Uğultulu tepeler, uzun zamandır kitaplığımda okunmayı bekleyen romanlar rafından bana göz kırpıp durdu. Sonunda beni ayartmayı başardı ve yaklaşık 400 sayfalık bu serüvene hızlı bir dalış yaptım. 1847’de yayımlandığında, dönemin ahlak kurallarına meydan okuduğu gerekçesiyle eleştirilirken; Emily Bronte, yazdığı tek kitapla İngiliz Edebiyatı’nın unutulmazları arasına girmiş. Fakat kitabının başarısını göremeden daha otuz yaşında ölmüş. Yazarın bu tek romanı, kimine göre dünyanın gelmiş geçmiş en büyük aşk romanı, kimine göre her okunuşunda değişik tatlar veren çağlar ötesi bir eserdir.
Uğultulu Tepeler’e kiracı olarak büyük şehirden gittiği dışında hakkında pek bir şey bilmediğimiz anlatıcının çerçeve öyküsü hikâyenin şimdiki zamanını oluştururken, kâhya kadından dinlediği hikâye ile geriye dönüşler yapılarak baş kahramanların çocukluğundan itibaren karakterlerini şekillendiren ve yansıtan önemli olaylar anlatılır. Bu yapı modern romanla masal anlatıcılığını birleştiren keyifli bir okuma deneyimi sunar bize.

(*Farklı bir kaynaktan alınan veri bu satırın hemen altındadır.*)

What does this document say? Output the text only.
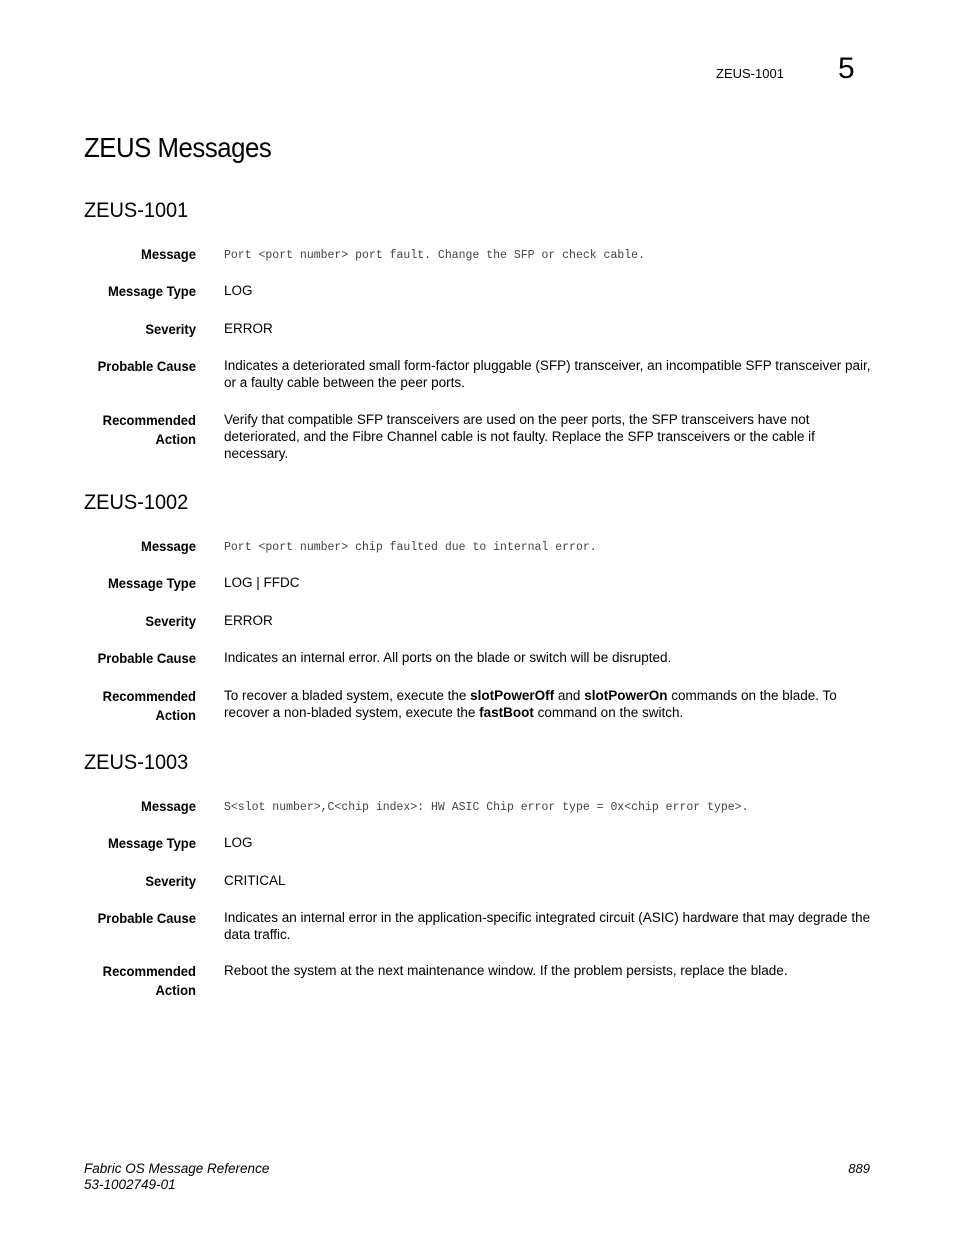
ZEUS-1001 5
ZEUS Messages
ZEUS-1001
Message Port <port number> port fault. Change the SFP or check cable.
Message Type LOG
Severity ERROR
Probable Cause Indicates a deteriorated small form-factor pluggable (SFP) transceiver, an incompatible SFP transceiver pair, or a faulty cable between the peer ports.
Recommended
Action
Verify that compatible SFP transceivers are used on the peer ports, the SFP transceivers have not deteriorated, and the Fibre Channel cable is not faulty. Replace the SFP transceivers or the cable if necessary.
ZEUS-1002
Message Port <port number> chip faulted due to internal error.
Message Type LOG | FFDC
Severity ERROR
Probable Cause Indicates an internal error. All ports on the blade or switch will be disrupted.
Recommended
Action
To recover a bladed system, execute the slotPowerOff and slotPowerOn commands on the blade. To recover a non-bladed system, execute the fastBoot command on the switch.
ZEUS-1003
Message S<slot number>,C<chip index>: HW ASIC Chip error type = 0x<chip error type>.
Message Type LOG
Severity CRITICAL
Probable Cause Indicates an internal error in the application-specific integrated circuit (ASIC) hardware that may degrade the data traffic.
Recommended
Action
Reboot the system at the next maintenance window. If the problem persists, replace the blade.
Fabric OS Message Reference
53-1002749-01
889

İnsan tabiatının şaşırtıcı taraflarını aşk, nefret, intikam gibi yoğun duyguların tesiri altında yansıtan karakterleriyle dönemini aşan bir eser olduğuna inansam da bazı olayları -zaman ve makânı göz önünde bulundursam dahi- abartılı buldum. Gerçeklik hissinden koptuğum yerleri saymazsam oldukça sürükleyiciydi. Okumak için benim kadar geç kalmayın derim.